Review of Second Chances by DanDunn

16 January 2025

This review contains spoilers!

We come to Second Chances from Big Finish’s Companion Chronicles series, in fact the last of the monthly output of single releases for the series. From 2014 onwards the series moved to four story box sets released yearly up until 2019 and only focused on the First and Second Doctors, we had a recent third box set for the Second Doctor back in 2022 which seemed to indicate the end of the series, that was until late last year when Big Finnish announced the series return in 2025 with a fourth box set for the First Doctor.

Second Chances as well as concluding the series’ monthly output also concludes a long running story arc around its lead Zoe Herriot which began as far back as the series beginning. Where Zoe’s memories of travelling in the TARDIS gradually return piece by piece and has drawn attention from “The Company”, which is fiction terms when a place is called “The Company” it always means EVIL!!!!! Over the course of a few stories “The Company” holds Zoe prisoner and tries to use her extracted memories to find the secret of an alien species she'd previously encountered.

Which brings us to this story where Zoe remembers a traumatic event where she failed to prevent the destruction of a space station at the hands of a deadly virus. But is then shocked to discover that the event from her perspective is about to happen very soon and now she finds herself with a second chance to rewrite one of her greatest mistakes. But of course, “The Company” want something from her in return.

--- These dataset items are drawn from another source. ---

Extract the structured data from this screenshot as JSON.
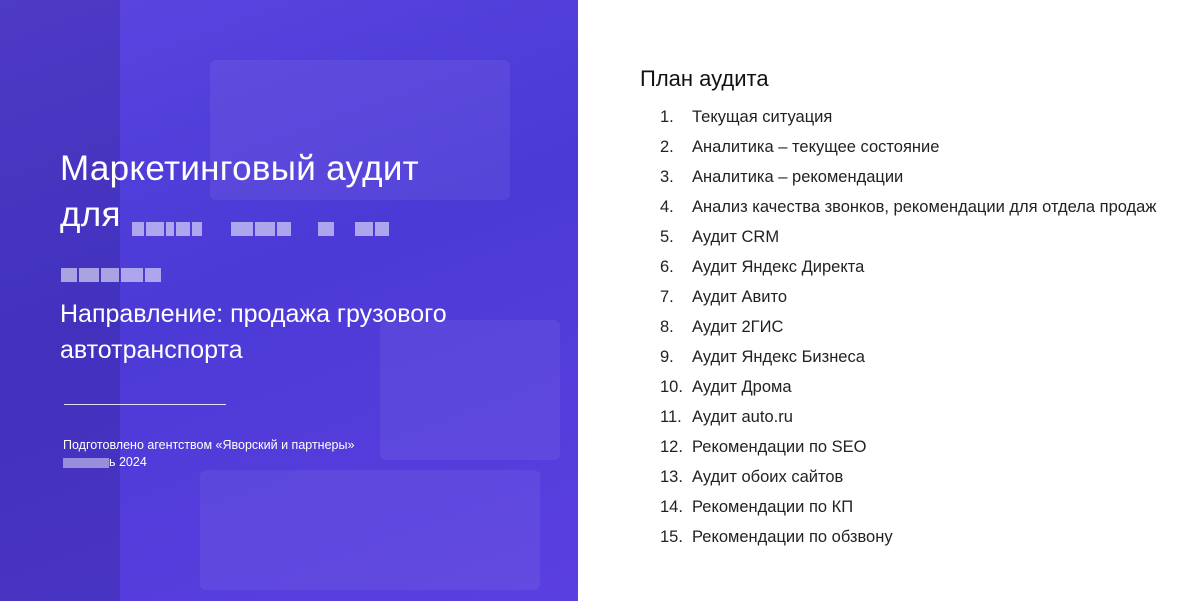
{
  "left_panel": {
    "title_line1": "Маркетинговый аудит",
    "title_for": "для",
    "direction": "Направление: продажа грузового автотранспорта",
    "prepared_by": "Подготовлено агентством «Яворский и партнеры»",
    "date_suffix": "ь 2024"
  },
  "plan": {
    "title": "План аудита",
    "items": [
      {
        "num": "1.",
        "text": "Текущая ситуация"
      },
      {
        "num": "2.",
        "text": "Аналитика – текущее состояние"
      },
      {
        "num": "3.",
        "text": "Аналитика – рекомендации"
      },
      {
        "num": "4.",
        "text": "Анализ качества звонков, рекомендации для отдела продаж"
      },
      {
        "num": "5.",
        "text": "Аудит CRM"
      },
      {
        "num": "6.",
        "text": "Аудит Яндекс Директа"
      },
      {
        "num": "7.",
        "text": "Аудит Авито"
      },
      {
        "num": "8.",
        "text": "Аудит 2ГИС"
      },
      {
        "num": "9.",
        "text": "Аудит Яндекс Бизнеса"
      },
      {
        "num": "10.",
        "text": "Аудит Дрома"
      },
      {
        "num": "11.",
        "text": "Аудит auto.ru"
      },
      {
        "num": "12.",
        "text": "Рекомендации по SEO"
      },
      {
        "num": "13.",
        "text": "Аудит обоих сайтов"
      },
      {
        "num": "14.",
        "text": "Рекомендации по КП"
      },
      {
        "num": "15.",
        "text": "Рекомендации по обзвону"
      }
    ]
  },
  "colors": {
    "panel_purple": "#5a45e0",
    "text_dark": "#222222"
  }
}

There are references and returning characters from the previous stories linking to Zoe’s plight against “The Company” but fortunately the story does allow you to listen and be able to catch on to the events of the story arc and understand the characters and their motivations, which is rare for a conclusion to a story arc. Wendy Padbury delivers her best performance as Zoe from two different points her life in a story that unlike most of The Companion Chronicles focuses more on the older version than the one from memory as she tries in vain to change the events of her past. The story conveys excellently the theme of regret and what you would do for a second chance at things, not just from Zoe but from the villain as well who is well developed through some short and simple but effective flashbacks. It does go for a status quo ending with Zoe and her memories of the Doctor being wiped by the Time Lords but aside from that this is a great ending for Zoe’s story in the Doctor Who universe. Well worth a listen even without the prior context of its predecessors.